The sports performance specialist for the U.S. Bowling Congress, Bohanan serves as the athletic trainer and strength and conditioning coach for the men’s and women’s national teams and the junior development team. At the 2011 World Women’s Championships, Bohanan helped Team USA capture its first team gold medal in 24 years while also collecting three gold and three bronze medals in individual competition. His impact involved minimalizing the negative effects of low back injuries that allowed athletes to continue to compete and contribute in the final two events of competition. For the second consecutive year, he was named a top-100 coach by Bowlers Journal International.
 
Neal Henderson – Cycling
Neal Henderson has been at the forefront of applying scientific principles in the lab and on the field to improve athlete performance. During the 2010-11 season, Henderson formulated additional tools and protocols for aerodynamic drag analysis, which helped determine the specific power required for cyclists to attain a given speed. The results helped pace Team USA to the silver medal at the 2011 UCI Track Cycling World Championships. Later that summer, Henderson continued aerodynamic testing to help identify the best wheel combinations for U.S. cyclists competing at the London 2012 Olympic Games.

A rare, dual-certified elite U.S cycling and U.S. triathlon coach, Henderson has been instrumental in establishing training methods based on exercise physiology, including supplemental oxygen training and a computrainer program for junior cyclists at the Boulder Center for Sports Medicine. The program streamlines calorimetry testing to identify substrate utilization during exercise coupled with blood lactate analysis to help long-distance endurance athletes.
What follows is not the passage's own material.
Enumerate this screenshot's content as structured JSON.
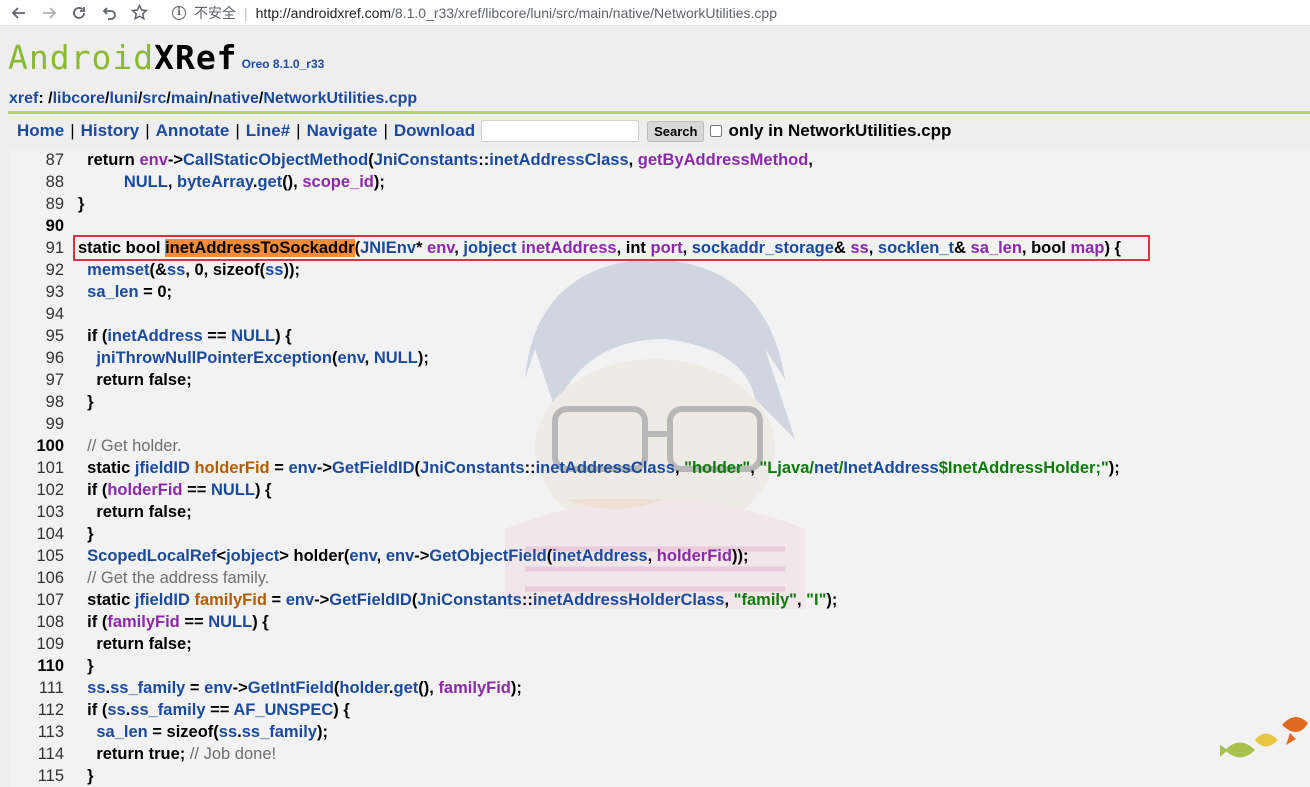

Henderson shared his findings during a two-day technique instruction at the 2011 USA Triathlon Collegiate Recruitment Camp in Colorado Springs, Colo.
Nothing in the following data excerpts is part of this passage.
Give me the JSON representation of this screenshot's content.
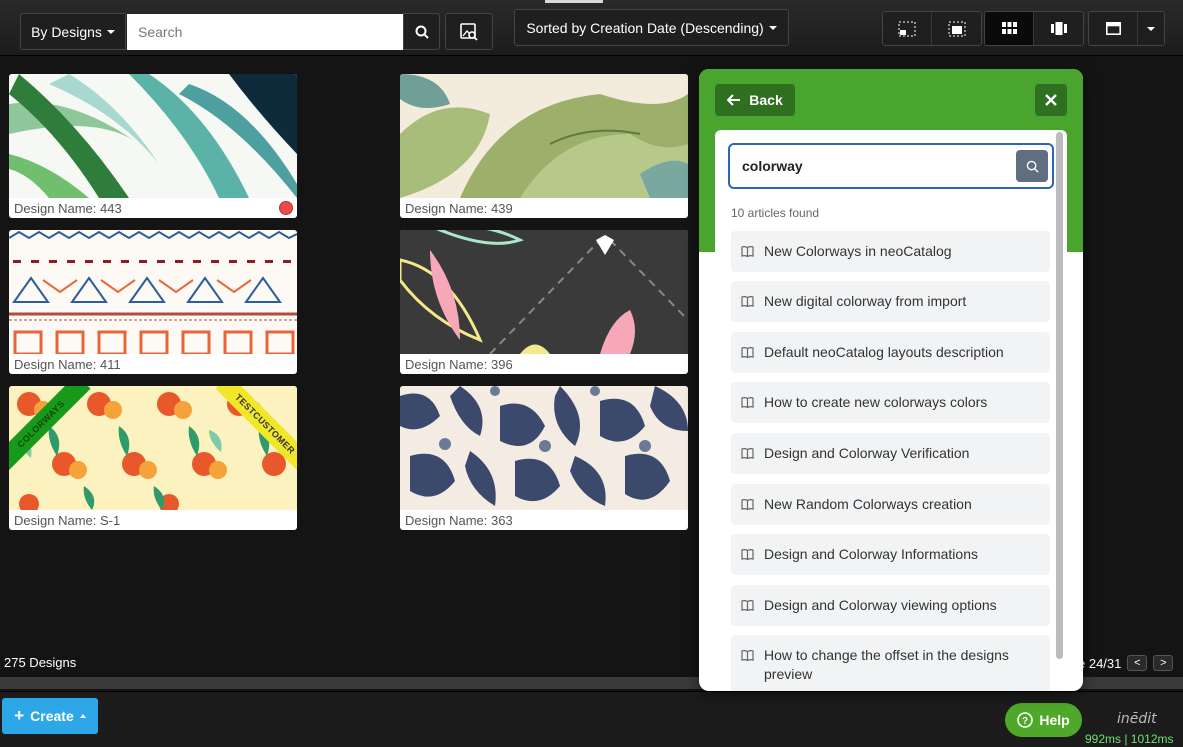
{
  "toolbar": {
    "filter_label": "By Designs",
    "search_placeholder": "Search",
    "sort_label": "Sorted by Creation Date (Descending)"
  },
  "designs": [
    {
      "caption": "Design Name: 443",
      "status_color": "#e84c4c"
    },
    {
      "caption": "Design Name: 439"
    },
    {
      "caption": "Design Name: 411"
    },
    {
      "caption": "Design Name: 396"
    },
    {
      "caption": "Design Name: S-1",
      "ribbons": [
        "COLORWAYS",
        "TESTCUSTOMER"
      ]
    },
    {
      "caption": "Design Name: 363"
    }
  ],
  "footer": {
    "count": "275 Designs",
    "page": "e 24/31",
    "prev": "<",
    "next": ">",
    "create_label": "Create",
    "help_label": "Help",
    "logo": "inēdit",
    "timing": "992ms | 1012ms"
  },
  "help_panel": {
    "back_label": "Back",
    "search_value": "colorway",
    "results_count": "10 articles found",
    "articles": [
      "New Colorways in neoCatalog",
      "New digital colorway from import",
      "Default neoCatalog layouts description",
      "How to create new colorways colors",
      "Design and Colorway Verification",
      "New Random Colorways creation",
      "Design and Colorway Informations",
      "Design and Colorway viewing options",
      "How to change the offset in the designs preview"
    ]
  },
  "colors": {
    "accent_green": "#4aa52e",
    "create_blue": "#2ea7e8",
    "status_red": "#e84c4c"
  }
}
Christine Krall – Figure Skating
Christine Krall has been at the forefront of using video analysis and biomechanics technology to effectively instruct athletes how to best modify their technique. Renowned as a forerunner of U.S. Figure Skating’s Sports Sciences and Medicine Committee, Krall’s expertise has proven instrumental in giving athletes a competitive edge. Always in tune to the latest training and injury prevention methods, Krall was the recipient of the 2011 PSA/U.S. Figure Skating Pieter Kollen Sports Science Coaching Award.
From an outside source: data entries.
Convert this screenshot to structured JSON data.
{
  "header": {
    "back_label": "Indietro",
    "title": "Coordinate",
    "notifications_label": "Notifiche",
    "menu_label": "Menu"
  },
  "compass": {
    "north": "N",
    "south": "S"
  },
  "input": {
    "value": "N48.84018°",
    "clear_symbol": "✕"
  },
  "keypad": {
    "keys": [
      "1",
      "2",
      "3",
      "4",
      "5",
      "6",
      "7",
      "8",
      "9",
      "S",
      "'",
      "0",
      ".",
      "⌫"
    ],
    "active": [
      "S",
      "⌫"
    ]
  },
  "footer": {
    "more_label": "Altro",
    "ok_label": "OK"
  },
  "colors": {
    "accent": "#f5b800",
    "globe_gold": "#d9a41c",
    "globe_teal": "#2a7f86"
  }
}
Her work in science and technology became manifest in 2011 world champion Patrick Chan, who was attracted to Krall’s coaching style based on her strong technical talents and biomechanics analysis.
 
Krall was at the head of a new movement of sports science when she served as national program director at U.S. Figure Skating from 1996 to 2002. She oversaw USOC research grants to advance sports science with figure skating and fostered U.S. Figure Skating’s relationship with its new Sports Sciences and Medicine Committee.